Blagden went to her school district and local teachers union with this ominous story and was assured that they would handle it. However after no action whatsoever was taken by the bureaucrats, and worried about her teachers and students, Blagden broke protocol and went to the police. Her reward for doing the right thing was first getting demoted and then losing her job.

This administrative concern for image over children played itself out at Penn State where serial pedophile assistant football coach Jerry Sandusky damaged many young lives during a 14 year period. After this ugly series of events came to light, former FBI director Louis Freeh released a report which stated that these school leaders conspired

… to conceal child sexual abuse allegations against assistant coach Jerry Sandusky for more than a decade, choosing to preserve the university’s reputation over protecting the victims of a pedophile….

(They) showed “total disregard” for the abuse victims, concealed crucial information and failed at least twice to act on sexual assault accusations against one of their own because they feared the consequences of bad publicity on the university….

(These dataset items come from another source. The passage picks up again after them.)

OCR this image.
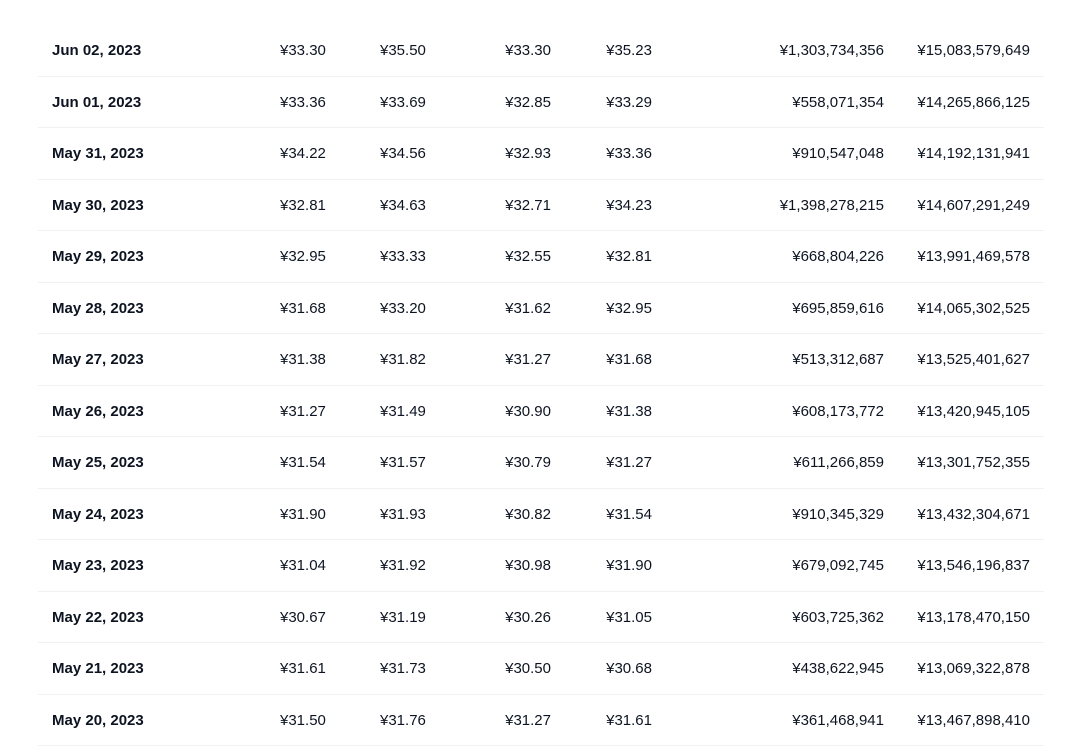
Jun 02, 2023	¥33.30	¥35.50	¥33.30	¥35.23	¥1,303,734,356 ¥15,083,579,649
Jun 01, 2023	¥33.36	¥33.69	¥32.85	¥33.29	¥558,071,354 ¥14,265,866,125
May 31, 2023	¥34.22	¥34.56	¥32.93	¥33.36	¥910,547,048 ¥14,192,131,941
May 30, 2023	¥32.81	¥34.63	¥32.71	¥34.23	¥1,398,278,215 ¥14,607,291,249
May 29, 2023	¥32.95	¥33.33	¥32.55	¥32.81	¥668,804,226 ¥13,991,469,578
May 28, 2023	¥31.68	¥33.20	¥31.62	¥32.95	¥695,859,616 ¥14,065,302,525
May 27, 2023	¥31.38	¥31.82	¥31.27	¥31.68	¥513,312,687 ¥13,525,401,627
May 26, 2023	¥31.27	¥31.49	¥30.90	¥31.38	¥608,173,772 ¥13,420,945,105
May 25, 2023	¥31.54	¥31.57	¥30.79	¥31.27	¥611,266,859 ¥13,301,752,355
May 24, 2023	¥31.90	¥31.93	¥30.82	¥31.54	¥910,345,329 ¥13,432,304,671
May 23, 2023	¥31.04	¥31.92	¥30.98	¥31.90	¥679,092,745 ¥13,546,196,837
May 22, 2023	¥30.67	¥31.19	¥30.26	¥31.05	¥603,725,362 ¥13,178,470,150
May 21, 2023	¥31.61	¥31.73	¥30.50	¥30.68	¥438,622,945 ¥13,069,322,878
May 20, 2023	¥31.50	¥31.76	¥31.27	¥31.61	¥361,468,941 ¥13,467,898,410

Not to be outdone, California legislators – cowed by their teacher union masters – showed they could be just as prone to turning a blind eye to evil as school administrators. After serial pedophile school teacher Mark Berndt got away with sexually abusing children for years, the Los Angeles Unified School District asked the state legislature to change existing law to speed up the process of removing such teachers. As I wrote in July,

State senator Alex Padilla, a Los Angeles Democrat and former L.A. city councilman, wrote Senate Bill 1530, which would streamline the labyrinthine “dismissal statutes” that require districts to navigate a seemingly endless maze of hearings and appeals. Padilla’s bill was actually quite narrow in scope, dealing only with credible claims that a teacher has abused a child with sex, drugs, or violence. Existing law lets local school boards immediately suspend a teacher under “specified conditions, including immoral conduct.” Padilla’s bill simply would add language allowing a school board to suspend an employee for “serious or egregious unprofessional conduct.” Garnering strong bipartisan support, Padilla’s bill sailed through the state senate in late May on a vote of 33 to 4.

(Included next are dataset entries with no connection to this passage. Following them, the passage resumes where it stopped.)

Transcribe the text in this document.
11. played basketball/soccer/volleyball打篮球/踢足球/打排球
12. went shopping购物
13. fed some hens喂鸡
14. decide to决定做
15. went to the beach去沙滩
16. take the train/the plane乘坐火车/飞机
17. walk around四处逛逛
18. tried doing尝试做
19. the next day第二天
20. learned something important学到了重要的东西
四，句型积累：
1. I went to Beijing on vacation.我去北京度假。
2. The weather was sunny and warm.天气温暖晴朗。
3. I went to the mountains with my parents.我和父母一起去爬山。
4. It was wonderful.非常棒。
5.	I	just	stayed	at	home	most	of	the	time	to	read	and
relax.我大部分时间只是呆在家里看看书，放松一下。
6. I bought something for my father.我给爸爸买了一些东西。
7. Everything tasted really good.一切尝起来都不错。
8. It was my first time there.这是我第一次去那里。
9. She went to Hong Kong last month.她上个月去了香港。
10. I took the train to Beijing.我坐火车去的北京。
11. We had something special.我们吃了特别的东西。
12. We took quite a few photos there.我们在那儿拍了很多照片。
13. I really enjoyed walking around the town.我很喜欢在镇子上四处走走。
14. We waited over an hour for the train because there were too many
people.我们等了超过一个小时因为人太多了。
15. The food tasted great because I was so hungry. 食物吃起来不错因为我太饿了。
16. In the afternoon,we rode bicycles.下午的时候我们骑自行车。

The state assembly, however, is a stronghold for the California Teachers Association, which strongly opposes SB 1530. Before and during the hearings on Padilla’s legislation in the assembly education committee, union leaders and their confederates launched a propaganda effort against the bill, deploying all their standard talking points. The union maintained that SB 1530 was nothing more than a “teacher-bashing bill.” It was too cumbersome, too expensive, and would kill due-process rights. It was demoralizing and even “un-American.” Though these attacks were transparently unfair, legislators got the message. The bill needed six “yeas” from the 11-member committee to pass; it received only five, with two “nays” and four abstentions.

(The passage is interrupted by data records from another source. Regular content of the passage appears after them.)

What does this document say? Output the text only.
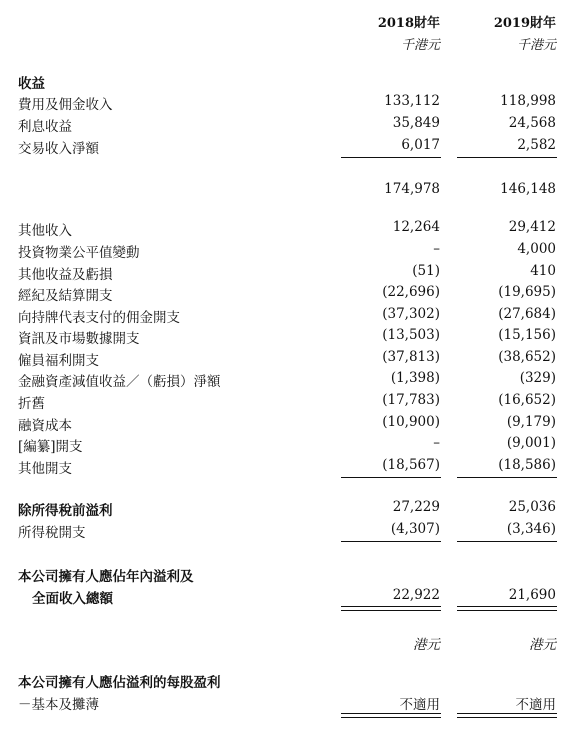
2018財年	2019財年
千港元	千港元
收益
費用及佣金收入	133,112	118,998
利息收益	35,849	24,568
交易收入淨額	6,017	2,582
174,978	146,148
其他收入	12,264	29,412
投資物業公平值變動	–	4,000
其他收益及虧損	(51)	410
經紀及結算開支	(22,696)	(19,695)
向持牌代表支付的佣金開支	(37,302)	(27,684)
資訊及市場數據開支	(13,503)	(15,156)
僱員福利開支	(37,813)	(38,652)
金融資產減值收益／（虧損）淨額	(1,398)	(329)
折舊	(17,783)	(16,652)
融資成本	(10,900)	(9,179)
[編纂]開支	–	(9,001)
其他開支	(18,567)	(18,586)
除所得稅前溢利	27,229	25,036
所得稅開支	(4,307)	(3,346)
本公司擁有人應佔年內溢利及
全面收入總額	22,922	21,690
港元	港元
本公司擁有人應佔溢利的每股盈利
－基本及攤薄	不適用	不適用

So while school administrators, union officials and state legislators bluster about the need for more anti-bullying programs, gun control, etc., it would behoove them to repudiate their perverse save-our-butts attitude which places image, teachers’ “rights” and protocol over the health and welfare of children.

Larry Sand, a former classroom teacher, is the president of the non-profit California Teachers Empowerment Network – a non-partisan, non-political group dedicated to providing teachers with reliable and balanced information about professional affiliations and positions on educational issues.